This is a fork of Spark Job Server designed for Amazon EC2. It contains scripts which launch an EC2 cluster, deploy an appropriately configured instance of the job server, and run a sample application.
- Sign up for an Amazon AWS account.
- Assign your access key ID and secret access key to the bash variables AWS_ACCESS_KEY_ID and AWS_SECRET_ACCESS_KEY.
- I recommend doing this by placing the following export statements in your .bashrc file.
- export AWS_ACCESS_KEY_ID=accesskeyId
- export AWS_SECRET_ACCESS_KEY=secretAccessKey
- Copy job-server/config/user-ec2-settings.sh.template to job-server/config/user-ec2-settings.sh and configure it. In particular, set KEY_PAIR to the name of your EC2 key pair and SSH_KEY to the location of the pair's private key.
- I recommend using an ssh key that does not require entering a password on every use. Otherwise, you will need to enter the password many times
- Run bin/ec2_deploy.sh to start the EC2 cluster. Go to the url printed at the end of the script to view the Spark Job Server frontend. Change the port from 8090 to 8080 to view the Spark Standalone Cluster frontend.
- Run bin/ec2_example.sh to setup the example. Go to the url printed at the end of the script to view the example.
- Run bin/ec2_destroy.sh to shutdown the EC2 cluster.
- Start a Spark Context by pressing the "Start Context" button.
- Load data by pressing the "Resample" button. The matrix of scatterplots and category selection dropdown will only appear after loading data from the server.
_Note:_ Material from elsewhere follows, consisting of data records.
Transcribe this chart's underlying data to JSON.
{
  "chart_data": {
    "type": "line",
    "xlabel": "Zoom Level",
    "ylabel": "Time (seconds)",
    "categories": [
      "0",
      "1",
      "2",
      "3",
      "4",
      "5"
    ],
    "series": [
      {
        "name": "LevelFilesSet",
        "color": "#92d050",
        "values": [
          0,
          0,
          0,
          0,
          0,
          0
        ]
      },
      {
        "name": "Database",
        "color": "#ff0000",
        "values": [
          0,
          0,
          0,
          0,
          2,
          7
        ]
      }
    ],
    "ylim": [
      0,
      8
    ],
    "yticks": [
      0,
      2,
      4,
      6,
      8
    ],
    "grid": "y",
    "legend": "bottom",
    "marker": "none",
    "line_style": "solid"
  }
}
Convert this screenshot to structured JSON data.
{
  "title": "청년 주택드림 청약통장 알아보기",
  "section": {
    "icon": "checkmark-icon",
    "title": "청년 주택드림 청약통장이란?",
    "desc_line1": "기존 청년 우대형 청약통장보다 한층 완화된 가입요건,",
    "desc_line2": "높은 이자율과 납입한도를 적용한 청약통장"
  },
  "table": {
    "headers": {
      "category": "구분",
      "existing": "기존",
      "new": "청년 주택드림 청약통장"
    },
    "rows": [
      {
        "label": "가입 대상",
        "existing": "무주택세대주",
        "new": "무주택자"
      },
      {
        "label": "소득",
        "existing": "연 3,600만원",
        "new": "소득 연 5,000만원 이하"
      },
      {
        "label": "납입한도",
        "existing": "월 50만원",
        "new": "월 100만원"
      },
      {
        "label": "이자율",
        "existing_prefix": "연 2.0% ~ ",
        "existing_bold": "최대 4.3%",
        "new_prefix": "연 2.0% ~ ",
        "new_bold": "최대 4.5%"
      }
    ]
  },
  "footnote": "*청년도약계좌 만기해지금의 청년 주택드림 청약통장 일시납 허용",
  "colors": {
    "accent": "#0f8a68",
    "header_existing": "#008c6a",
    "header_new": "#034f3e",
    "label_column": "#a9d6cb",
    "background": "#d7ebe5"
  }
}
- It will take approximately 30-35 minutes the first time you press resample after starting a new context. The cluster spends 20 minutes pulling data from an S3 bucket. It spends the rest of the time running the k-means clustering algorithm.
- Subsequent presses will refresh the data in the scatterplots. These presses will take about 10 seconds as the data is reloaded from memory using a NamedRDD.
- After performing the data analysis, shutdown the context by pressing the "Stop Context" button.